3. La question de la preuve
Une fois le statut obtenu, aucun document n'est fourni pour en attester : le statut est lui aussi dématérialisé... Dès qu'il en a été question, le Sénat a déploré cette solution 2 ( * ) , en vertu de laquelle les résidents sont censés fournir aux institutions et aux entreprises un code partagé leur permettant d'accéder à la base de données gouvernementale et de vérifier l'obtention du statut.
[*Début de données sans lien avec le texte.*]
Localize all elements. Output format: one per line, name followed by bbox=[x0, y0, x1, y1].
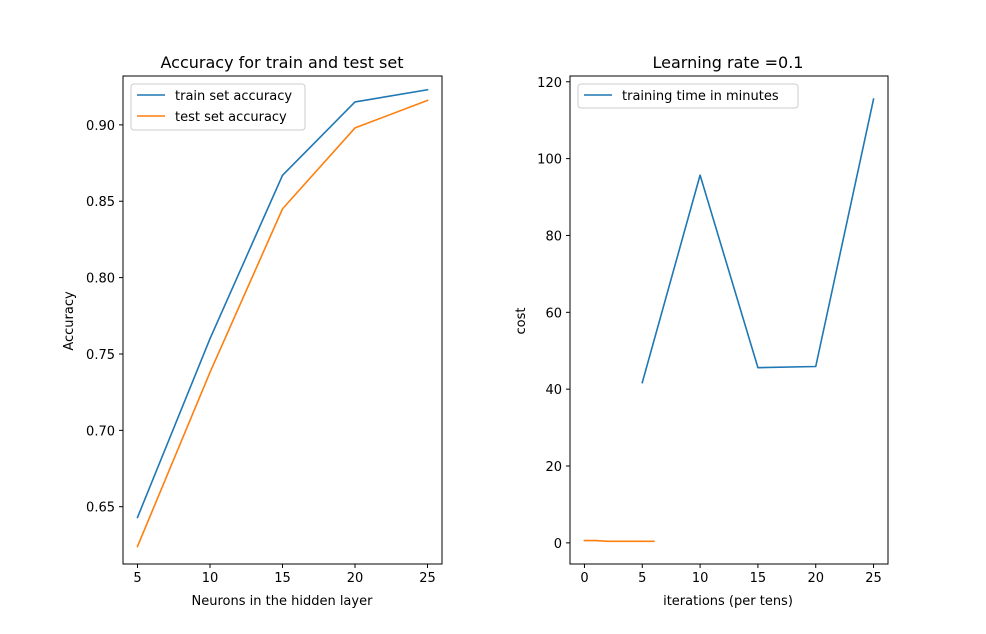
accuracy-chart-xtick-label: 10 bbox=[202, 571, 219, 586]
learning-rate-chart-xtick-label: 5 bbox=[638, 571, 646, 586]
learning-rate-chart-series-line-0 bbox=[641, 98, 875, 384]
accuracy-chart-ytick-label: 0.70 bbox=[86, 424, 115, 439]
learning-rate-chart-ytick-label: 20 bbox=[545, 460, 562, 475]
learning-rate-chart-ytick-label: 120 bbox=[537, 76, 562, 91]
learning-rate-chart-legend-label: training time in minutes bbox=[622, 89, 779, 104]
learning-rate-chart-xlabel: iterations (per tens) bbox=[663, 594, 793, 609]
accuracy-chart-legend-label: train set accuracy bbox=[175, 89, 292, 104]
learning-rate-chart-legend-box bbox=[577, 83, 799, 109]
accuracy-chart-ytick-label: 0.80 bbox=[86, 272, 115, 287]
learning-rate-chart-ylabel: cost bbox=[514, 308, 529, 335]
accuracy-chart-ytick-label: 0.75 bbox=[86, 348, 115, 363]
learning-rate-chart-xtick-label: 10 bbox=[692, 571, 709, 586]
accuracy-chart-ytick-label: 0.85 bbox=[86, 195, 115, 210]
accuracy-chart-ticks: 5 10 15 20 25 0.65 0.70 0.75 0.80 0.85 0.90 bbox=[86, 119, 436, 586]
learning-rate-chart: Learning rate =0.1 iterations (per tens)… bbox=[514, 53, 889, 609]
accuracy-chart-xtick-label: 25 bbox=[419, 571, 436, 586]
accuracy-chart-xtick-label: 20 bbox=[347, 571, 364, 586]
accuracy-chart-title: Accuracy for train and test set bbox=[161, 53, 404, 72]
learning-rate-chart-ytick-label: 0 bbox=[554, 537, 562, 552]
accuracy-chart-series-line-1 bbox=[136, 99, 429, 548]
learning-rate-chart-series-line-1 bbox=[583, 539, 655, 543]
accuracy-chart-ytick-label: 0.90 bbox=[86, 119, 115, 134]
accuracy-chart: Accuracy for train and test set Neurons … bbox=[62, 53, 443, 609]
accuracy-chart-legend-box bbox=[130, 83, 306, 131]
accuracy-chart-series-line-0 bbox=[136, 88, 429, 519]
learning-rate-chart-plot-area bbox=[583, 98, 875, 543]
learning-rate-chart-xtick-label: 0 bbox=[580, 571, 588, 586]
learning-rate-chart-title: Learning rate =0.1 bbox=[653, 53, 804, 72]
learning-rate-chart-xtick-label: 25 bbox=[865, 571, 882, 586]
learning-rate-chart-legend: training time in minutes bbox=[577, 83, 799, 109]
accuracy-chart-ylabel: Accuracy bbox=[62, 291, 77, 351]
accuracy-chart-xtick-label: 5 bbox=[133, 571, 141, 586]
learning-rate-chart-xtick-label: 20 bbox=[807, 571, 824, 586]
learning-rate-chart-ytick-label: 80 bbox=[545, 229, 562, 244]
accuracy-chart-frame bbox=[122, 75, 443, 565]
accuracy-chart-plot-area bbox=[136, 88, 429, 548]
accuracy-chart-ytick-label: 0.65 bbox=[86, 501, 115, 516]
learning-rate-chart-frame bbox=[569, 75, 889, 565]
learning-rate-chart-ytick-label: 60 bbox=[545, 306, 562, 321]
learning-rate-chart-xtick-label: 15 bbox=[750, 571, 767, 586]
accuracy-chart-xtick-label: 15 bbox=[274, 571, 291, 586]
accuracy-chart-legend-label: test set accuracy bbox=[175, 110, 287, 125]
learning-rate-chart-ticks: 0 5 10 15 20 25 0 20 40 60 80 100 120 bbox=[537, 76, 882, 586]
accuracy-chart-legend: train set accuracy test set accuracy bbox=[130, 83, 306, 131]
learning-rate-chart-ytick-label: 100 bbox=[537, 153, 562, 168]
accuracy-chart-xlabel: Neurons in the hidden layer bbox=[192, 594, 374, 609]
learning-rate-chart-ytick-label: 40 bbox=[545, 383, 562, 398]
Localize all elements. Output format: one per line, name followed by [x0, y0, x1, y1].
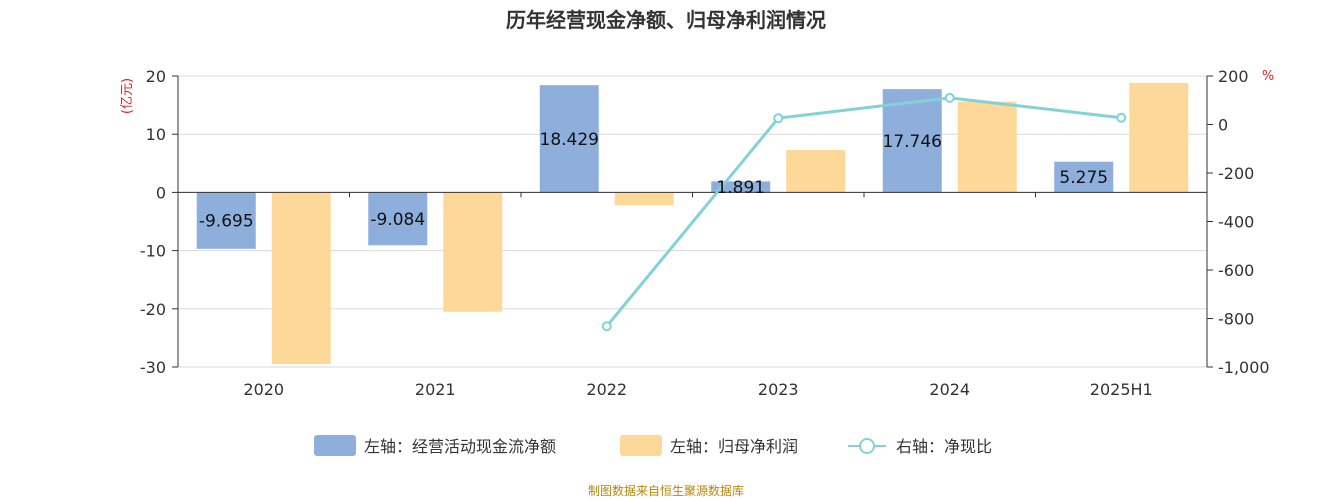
- bar-netprofit: [1129, 82, 1189, 193]
- source-note: 制图数据来自恒生聚源数据库: [588, 483, 744, 498]
- bar-cashflow: [368, 192, 428, 246]
- ratio-point: [773, 113, 784, 124]
- ratio-line: [601, 92, 1127, 332]
- left-axis-tick-label: -30: [140, 358, 166, 377]
- right-axis-tick-label: -1,000: [1218, 358, 1270, 377]
- legend-swatch-cashflow: [314, 435, 356, 456]
- axes: [172, 75, 1213, 368]
- left-axis-tick-label: -10: [140, 242, 166, 261]
- legend-item-ratio[interactable]: 右轴：净现比: [848, 437, 992, 456]
- x-axis-tick-label: 2024: [929, 380, 970, 399]
- legend-label-ratio: 右轴：净现比: [896, 437, 992, 456]
- bar-label-cashflow: -9.695: [199, 212, 254, 232]
- bar-cashflow: [539, 85, 599, 193]
- x-axis-tick-label: 2025H1: [1090, 380, 1153, 399]
- left-axis-tick-label: 0: [156, 183, 166, 202]
- legend-label-cashflow: 左轴：经营活动现金流净额: [364, 437, 556, 456]
- legend-item-netprofit[interactable]: 左轴：归母净利润: [620, 435, 798, 456]
- left-axis-tick-label: 20: [146, 67, 166, 86]
- bar-label-cashflow: 17.746: [883, 132, 942, 152]
- legend-swatch-ratio-marker: [859, 438, 875, 454]
- bar-netprofit: [957, 101, 1017, 193]
- left-axis-tick-label: -20: [140, 300, 166, 319]
- right-axis-unit: %: [1262, 69, 1274, 84]
- legend-item-cashflow[interactable]: 左轴：经营活动现金流净额: [314, 435, 556, 456]
- legend-label-netprofit: 左轴：归母净利润: [670, 437, 798, 456]
- right-axis-tick-label: -800: [1218, 310, 1254, 329]
- x-axis-tick-label: 2023: [758, 380, 799, 399]
- x-axis-tick-label: 2021: [415, 380, 456, 399]
- right-axis-tick-label: -600: [1218, 261, 1254, 280]
- bar-label-cashflow: 5.275: [1059, 168, 1108, 188]
- right-axis-tick-label: 0: [1218, 116, 1228, 135]
- ratio-point: [1116, 112, 1127, 123]
- left-axis-unit: (亿元): [120, 78, 135, 114]
- tick-labels: 20 10 0 -10 -20 -30 200 0 -200 -400 -600 -800 -1,000…: [140, 67, 1270, 399]
- ratio-point: [601, 321, 612, 332]
- bar-label-cashflow: 1.891: [716, 178, 765, 198]
- bar-labels: -9.695 -9.084 18.429 1.891 17.746 5.275: [199, 130, 1108, 232]
- ratio-point: [944, 92, 955, 103]
- legend: 左轴：经营活动现金流净额 左轴：归母净利润 右轴：净现比: [314, 435, 992, 456]
- right-axis-tick-label: 200: [1218, 67, 1249, 86]
- bar-netprofit: [443, 192, 503, 312]
- bar-netprofit: [786, 149, 846, 193]
- chart-title: 历年经营现金净额、归母净利润情况: [506, 8, 826, 32]
- bar-cashflow: [196, 192, 256, 249]
- right-axis-tick-label: -200: [1218, 164, 1254, 183]
- x-axis-tick-label: 2022: [586, 380, 627, 399]
- right-axis-tick-label: -400: [1218, 213, 1254, 232]
- bar-label-cashflow: -9.084: [370, 210, 425, 230]
- bar-cashflow: [1054, 161, 1114, 193]
- x-axis-tick-label: 2020: [243, 380, 284, 399]
- bar-netprofit: [271, 192, 331, 365]
- bar-cashflow: [711, 181, 771, 193]
- bar-cashflow: [882, 89, 942, 193]
- left-axis-tick-label: 10: [146, 125, 166, 144]
- legend-swatch-netprofit: [620, 435, 662, 456]
- bars: [196, 82, 1189, 365]
- bar-label-cashflow: 18.429: [540, 130, 599, 150]
- bar-netprofit: [614, 192, 674, 206]
- ratio-line-path: [605, 96, 1122, 328]
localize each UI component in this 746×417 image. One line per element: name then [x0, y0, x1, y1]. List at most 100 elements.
Certes, aucun organisme, public ou privé, n'est encore supposé vérifier qu'un ressortissant de l'Union européenne dispose de ce statut de résident puisque, jusqu'au 30 juin 2021, la présentation d'un passeport ou d'une carte d'identité permet en principe de faire valoir ses droits. Mais cela n'exclut pas que, ponctuellement, des attestations aient été demandées, et certains résidents se seraient même déjà vu contester la validité de leur document par des instances peu familières de la nouvelle procédure.
Quoi qu'il en soit, le point d'attention concernera surtout l'après 1 er janvier 2021, lorsque coexisteront au Royaume-Uni deux catégories d'Européens avec des droits très différents selon qu'ils seront arrivés avant ou après le 31 décembre 2020 . Nous comptons sur le ministère de l'Europe et des affaires étrangères, sous couvert de l'Union européenne, pour s'assurer auprès des autorités britanniques que la date du 30 juin 2021 sera bien respectée et que, le moment venu, la charge de la preuve de la qualité de résident européen ne sera tributaire d'aucun aléa .
De ce point de vue, la mise en place de l' Independent Monitoring Authority (IMA) , instance créée en application de l'accord de retrait dont la mission consistera notamment à surveiller l'application des dispositions de cet accord relatives aux droits des citoyens européens à la fin de la période de transition, devrait faciliter un dialogue constructif avec les représentations diplomatiques et consulaires .
* 2 Voir en particulier le précédent avis budgétaire relatif au programme 151 (rapport n° 142, Tome III, 2019-2020).